Chipotle strengthens buy-local stance in Pacific Northwest
By Lee van der Voo, Sustainable Business Oregon
Sustainable Business Oregon
Chipotle is buying corn chips and tortillas from Salem-based Don Pancho.
Chipotle Mexican Grill’s growing commitment to locally grown ingredients has ramped up purchasing from food suppliers in Oregon and Washington, with benefits for Salem-based Don Pancho Authentic Mexican Foods Inc.
The growing focus on locally supplied food ingredients at Chipotle stems from its “Food with Integrity” initiative, which founder Steve Ells has used to press the chain’s ingredient quality toward increasingly sustainably grown and naturally raised products since 2001.
The expanded purchasing in the Northwest follows a commitment to serve 10 million pounds of locally grown produce in its restaurants in 2011, doubling the amount of locally grown produce served in Chipotle restaurants in 2010. Other food ingredients are also being sourced locally, including tortilla chips and wraps from Don Pancho.
Chipotle Mexican Grill has 1,100 restaurants nationally, including 13 in Washington and 12 in Oregon. It employs roughly 26,500 people. The food chain has focused its purchasing within 350 miles or nearer of restaurants served.
In Oregon and Washington, Chipotle is purchasing red onion from Curry & Company in Brooks, jalapenos and green pepper from Fewel Farms in Prosser, Wash., oregano from HerbCo International in Duvall, Wash. and tortilla chips and 13-inch round tortillas from Don Pancho in Salem.
Tom Hoffert, national food service account manager with Don Pancho, said the growing relationship with Chipotle has been healthy for the business, which employs 300 people manufacturing tortilla chips and wraps.
“It’s a significant amount of business. We really appreciate their doing business with us and hopefully they appreciate the great quality as well,” he said.
Hoffert said he could not provide details on the exact quantity of chips and tortillas purchased by Chipotle, or where the future of the partnership between the two companies might lead. But he indicated he expected the partnership to grow and that the business would enable Don Pancho to continue to bolster its workforce and extend the company’s five-year hiring trend.
"The Chipotle piece has definitely contributed toward our growing our employment bas here in Salem,” he said.
Chipotle officials say the tortillas are served at restaurants in Nyberg Woods shopping center in Tualatin, the Washington Green restaurant in Whitford and in Salem locations.
Chris Arnold, communications director for Chipotle, said the decision to source ingredients locally was about serving better tasting food and doing what the chain's operators see as the right thing — more so than gaining a competitive advantage by capitalizing on the eat-local trend.
"Our commitment to serving ingredients from more sustainable sources goes back more than a decade, and we do more of it than anyone.
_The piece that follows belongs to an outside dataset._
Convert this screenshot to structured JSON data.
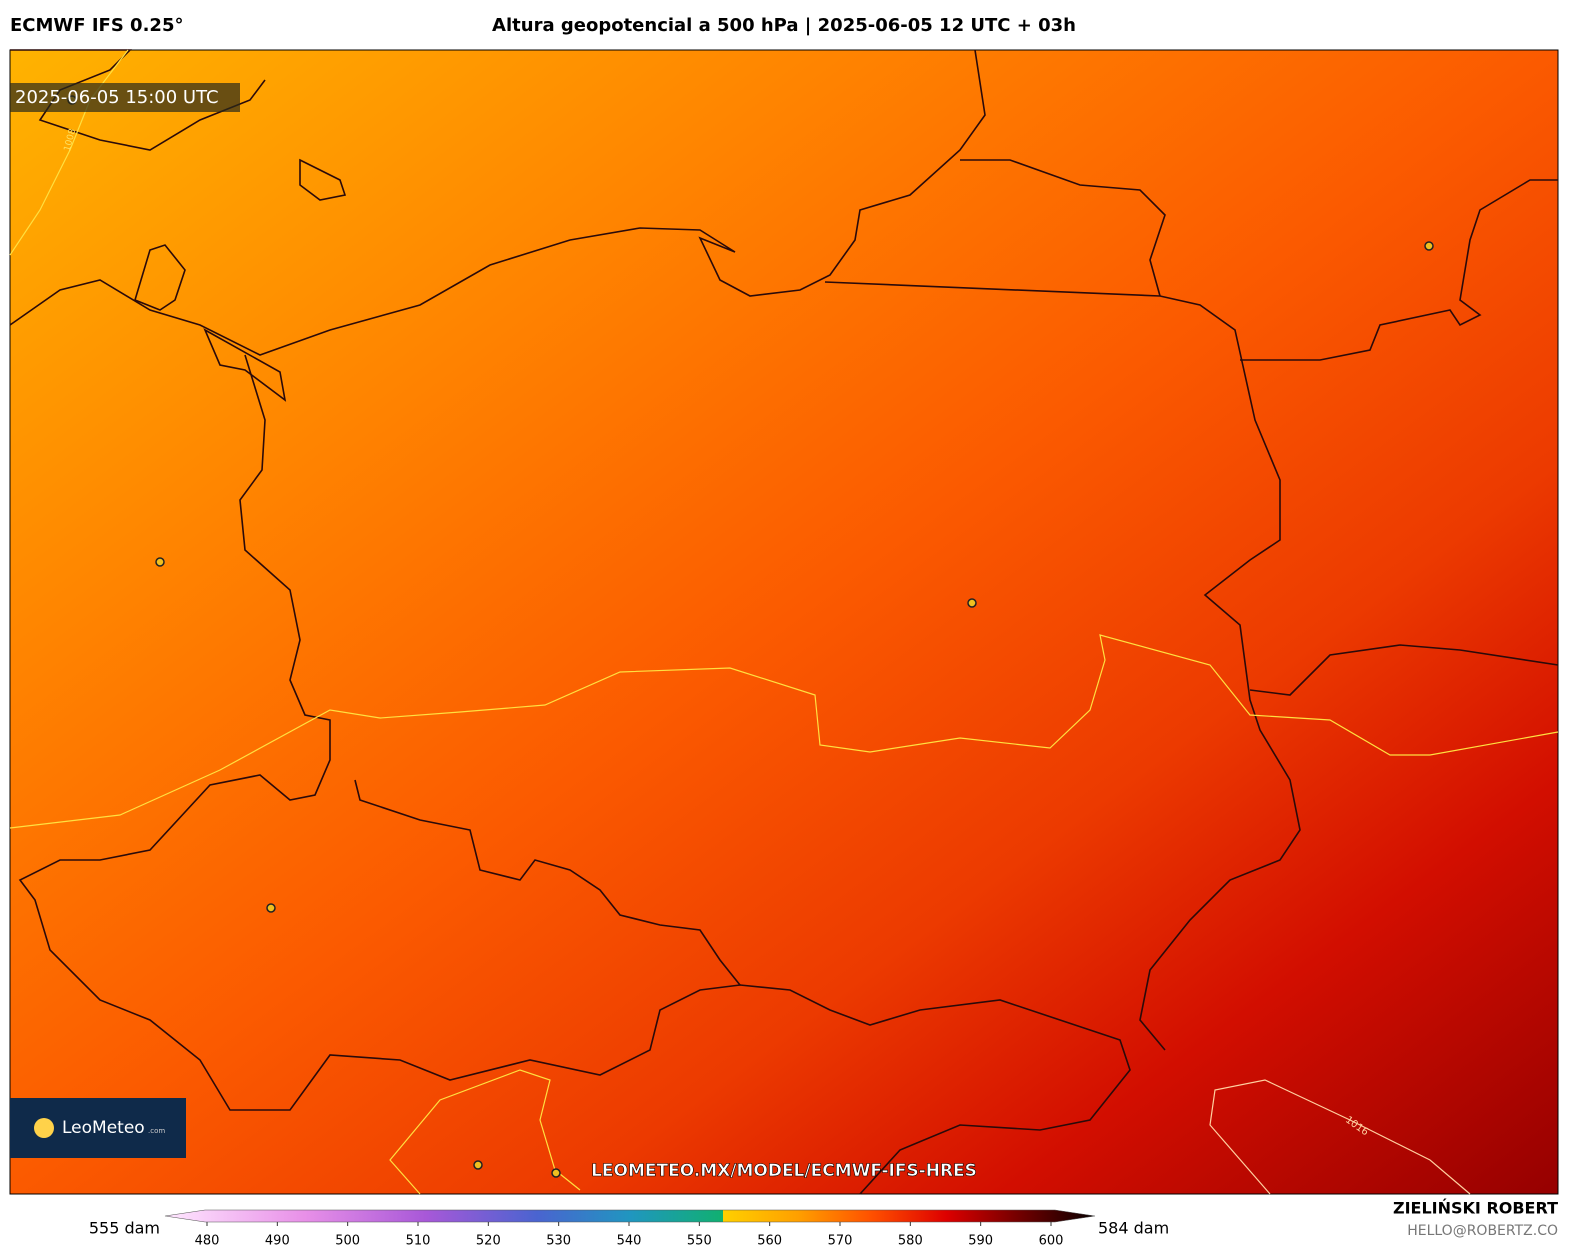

Chipotle serves more naturally raised meat — from animals that are raised in a humane way and never given antibiotics or added hormones — than any other restaurant. We are the only national restaurant company with significant commitments to local and organically grown produce," he said.
Arnold said Chipotle was the first national restaurant company to serve dairy products made with milk from cows not treated with synthetic hormones. It announced in June of last year that all of the beef used in its barbacoa, a spicy shredded beef, is now naturally raised.
The move solidified Chipotle’s place as the largest restaurant seller of naturally raised meat following similar decisions with chicken and pork, in part through purchasing from Country Natural Beef in summer 2010. A Food Alliance-certified, cooperative brand, Country Natural Beef is produced by 120 ranchers spanning 12 states. It was conceived as a niche product in Eastern Oregon. The Chipotle partnership was the first major partnership for Country Natural Beef to signal broad, mainstream appeal for its naturally raised meats, which had previously been sold through grocery chains and Burgerville where natural foods were an emphasis.